Les difficultés dans la vie d’un camionneur

L’industrie du transport est l’une des plus grandes industries au monde. Le transport des marchandises nous garantie que les marchandises sont dans les rayons à l’heure. C’est important que ces marchandises soient à l’heure mais la façon de les livrer ne plaît à personne : par des camions. Les camions sont dangereux, bruyant et ne contribuent pas à la protection de l’environnement. Comme toujours, la critique frappe à la mauvaise porte : celle des camionneurs et pas celle des responsables.

A l’heure actuelle, environ 300.000 camions enregistrés en France roulent sur les routes françaises. Deux tiers des marchandises sont transportés sur les routes parce que c’est la façon la plus économique et flexible. Ce n’est pas possible de transporter les marchandises par bateau ou jusqu’ à la porte du magasin et en plus, c’est plus rapide et facile d’utiliser des camions. Le camionneur est obligé de charger les marchandises en un temps déterminé et en plus, il faut qu’il aide à charger et décharger. Si le camionneur est tarde, il faut qu’il attende environ six heures.

Un camionneur peut conduire deux fois cinq heures maximum par jour en faisant une pause de 45 minutes entre les deux tours. Il peut rouler au maximum 56 heures par semaine. En plus, il doit faire une pause de 9 heures après avoir roulé 9 ou 10 heures.

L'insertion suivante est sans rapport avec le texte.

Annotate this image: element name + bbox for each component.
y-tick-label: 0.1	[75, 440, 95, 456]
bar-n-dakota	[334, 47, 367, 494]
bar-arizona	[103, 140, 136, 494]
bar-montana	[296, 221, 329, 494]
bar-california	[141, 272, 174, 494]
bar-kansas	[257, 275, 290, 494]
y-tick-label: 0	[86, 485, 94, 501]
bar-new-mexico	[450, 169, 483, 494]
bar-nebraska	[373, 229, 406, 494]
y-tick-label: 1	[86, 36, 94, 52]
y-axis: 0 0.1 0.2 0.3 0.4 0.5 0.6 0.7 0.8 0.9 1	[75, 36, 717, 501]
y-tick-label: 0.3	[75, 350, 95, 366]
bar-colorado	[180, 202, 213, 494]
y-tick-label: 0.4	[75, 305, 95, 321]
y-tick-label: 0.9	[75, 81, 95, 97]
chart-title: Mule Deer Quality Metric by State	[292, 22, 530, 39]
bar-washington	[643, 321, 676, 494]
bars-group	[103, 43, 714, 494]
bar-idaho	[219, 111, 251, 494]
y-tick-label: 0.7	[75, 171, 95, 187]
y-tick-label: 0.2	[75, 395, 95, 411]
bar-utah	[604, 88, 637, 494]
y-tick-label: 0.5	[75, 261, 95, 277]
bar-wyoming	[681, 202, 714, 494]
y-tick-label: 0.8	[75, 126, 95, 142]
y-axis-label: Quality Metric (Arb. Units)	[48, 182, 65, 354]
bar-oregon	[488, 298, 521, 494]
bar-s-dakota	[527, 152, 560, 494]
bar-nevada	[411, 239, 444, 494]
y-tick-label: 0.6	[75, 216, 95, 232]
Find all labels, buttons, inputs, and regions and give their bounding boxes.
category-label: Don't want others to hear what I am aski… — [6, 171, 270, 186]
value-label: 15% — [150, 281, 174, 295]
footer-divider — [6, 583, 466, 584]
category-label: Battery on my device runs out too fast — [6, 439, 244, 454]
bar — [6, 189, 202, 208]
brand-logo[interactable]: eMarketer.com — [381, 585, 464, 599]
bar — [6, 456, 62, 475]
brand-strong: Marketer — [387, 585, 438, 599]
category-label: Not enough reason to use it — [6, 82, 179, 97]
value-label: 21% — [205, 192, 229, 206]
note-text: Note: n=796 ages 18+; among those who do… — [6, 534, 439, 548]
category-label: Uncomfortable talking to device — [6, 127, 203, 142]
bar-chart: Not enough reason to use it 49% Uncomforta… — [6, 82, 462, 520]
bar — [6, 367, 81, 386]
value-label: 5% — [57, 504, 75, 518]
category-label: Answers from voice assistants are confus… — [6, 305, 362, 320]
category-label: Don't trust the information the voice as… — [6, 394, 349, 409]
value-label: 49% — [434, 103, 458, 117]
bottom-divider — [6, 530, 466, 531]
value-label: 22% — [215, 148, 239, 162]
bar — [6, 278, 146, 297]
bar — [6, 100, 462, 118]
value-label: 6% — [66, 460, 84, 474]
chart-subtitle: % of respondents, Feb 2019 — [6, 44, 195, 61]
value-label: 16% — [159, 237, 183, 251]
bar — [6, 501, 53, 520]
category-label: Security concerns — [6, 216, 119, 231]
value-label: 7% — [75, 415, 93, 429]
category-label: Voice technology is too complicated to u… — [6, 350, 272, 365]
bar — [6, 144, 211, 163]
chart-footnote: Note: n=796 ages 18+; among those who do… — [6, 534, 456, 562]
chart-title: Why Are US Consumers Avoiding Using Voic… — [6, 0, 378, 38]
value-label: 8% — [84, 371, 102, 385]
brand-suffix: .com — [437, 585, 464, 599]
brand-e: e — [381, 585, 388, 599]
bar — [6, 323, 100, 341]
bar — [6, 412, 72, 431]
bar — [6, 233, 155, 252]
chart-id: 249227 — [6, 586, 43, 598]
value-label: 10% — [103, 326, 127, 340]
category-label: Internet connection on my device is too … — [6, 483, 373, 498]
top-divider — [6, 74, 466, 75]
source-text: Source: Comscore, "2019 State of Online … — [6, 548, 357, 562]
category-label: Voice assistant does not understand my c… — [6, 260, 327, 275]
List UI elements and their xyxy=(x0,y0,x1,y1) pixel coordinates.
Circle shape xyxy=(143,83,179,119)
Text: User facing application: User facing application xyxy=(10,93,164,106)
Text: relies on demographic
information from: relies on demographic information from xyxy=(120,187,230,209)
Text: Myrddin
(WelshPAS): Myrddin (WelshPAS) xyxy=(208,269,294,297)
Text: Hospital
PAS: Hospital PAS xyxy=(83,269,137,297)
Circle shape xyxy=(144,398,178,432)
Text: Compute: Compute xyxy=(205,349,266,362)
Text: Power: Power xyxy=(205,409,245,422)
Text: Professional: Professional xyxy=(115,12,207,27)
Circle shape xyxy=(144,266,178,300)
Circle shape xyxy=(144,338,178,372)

Si les camionneurs ne respectent pas les temps de conduite, ils reçoivent une amende pouvant aller jusqu’à € 500 euros. Parfois, l’entreprise paye l’amende. La chose plus importante pour eux est que les marchandises soient livrées à l’heure. Peu de place pour la vie sociale dans la vie d’un camionneur. Ils ont des horaires particuliers et souffrent aussi souvent de leurs conditions du travail. Le camionneur ne sait pas où il va et quand il revient. Il passe quelques nuits dans un motel, quelques nuits dans son camion…

Les aires de repos représentent souvent un problème pour les chauffeurs parce qu’il n’y a pas assez d’emplacements. Si on a trouvé un emplacement rapidement, on est chanceux. Sinon, il faut chercher un emplacement ailleurs mais ce n’est pas facile à cause du manque d’emplacements et il faut surveiller son temps de conduite. En plus, beaucoup d’aires de repos ne sont pas assez surveillées et les camionneurs ne se sentent pas sécurité. Sur de nombreuses aires d’autoroute, il manque aussi des services sanitaires pour prendre une douche par exemple. Des associations soutiennent les camionneurs et des aires de repos ainsi que restoroutes plus grands sont en construction.